Let’s get into some favorites now…
Favorite thing about being an artist?
The books maybe? I love artist books, I always need more shelf space. I also really love when I get the chance to travel to schools and talk with students, hear what excites/ concerns them. That’s infinitely more rewarding than a prestigious solo show. I also love the slow moments of being an artist. Having a friend in the studio to share a tea/ beer, sift through piles of your crap, talk about life. It doesn’t get much better than that.
I really like when all us “artists” get together and we are not artists. When we play card games, or I get to teach a group of friends how to play Magic or host a D&D night. I think we all collectively relax from our artist personas in these moments.
Favorite Chicago neighborhood to draw inspiration from?

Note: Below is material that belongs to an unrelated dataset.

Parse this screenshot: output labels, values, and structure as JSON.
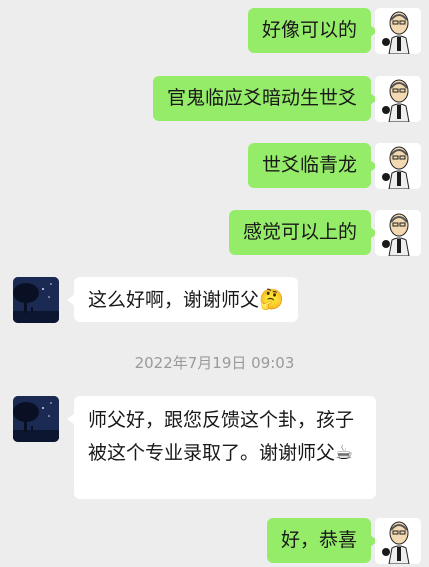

I don’t really draw inspiration from Chicago the city. I like the people I spend time with but that’s about it.
Favorite project you worked on?
In 2016 my now good friends Morgan Mandalay and Kim Schreiber invited me to show at their beach space, SPF15, with Lila de Magalhaes. Not only was it a really bizarre experience, having a one-day exhibition under a tent on the beach, talking to visitors shirtless holding a corona, but it was generally a super nice trip that I got some great friendships out of. Morgan and Kim also were great hosts and we ate fruit from the farmers market every day, they gave me homemade granola and cooked for me. Doesn’t really get better than that.
Favorite lesson you’ve learned over the years?
Being an artist is only a part of your identity. It is not the end all be all thing. I think that’s true.
Favorite Chicago artist?
Oof that is too tough. Can’t pick favorites. Although recently I have come to know Karolina Gnatowski (goes by Kg) a bit more, and their work is unbelievable. They had a recent solo exhibition at DePaul Art Museum and it really impacted me. They often take very small, very intimate objects from their life/ relationships, and weave them into both enormous and tiny weavings with bits of debris, found objects. It is very powerful, vulnerable, tender work really does something to you. They also brought their SAIC class to my studio a few months ago and we had a really thorough and honest conversation about what it means to be a working artist.
I always like ending interviews with this question, if you could hold yourself accountable for accomplishing one goal by the end of the year, what would it be?
I am trying to make more work that I want to actually make, and worry less about where that work fits into my overall practice. I think my goal would be to make less work, but work that is more thoughtful, more generous, and tries much less to be something it is not.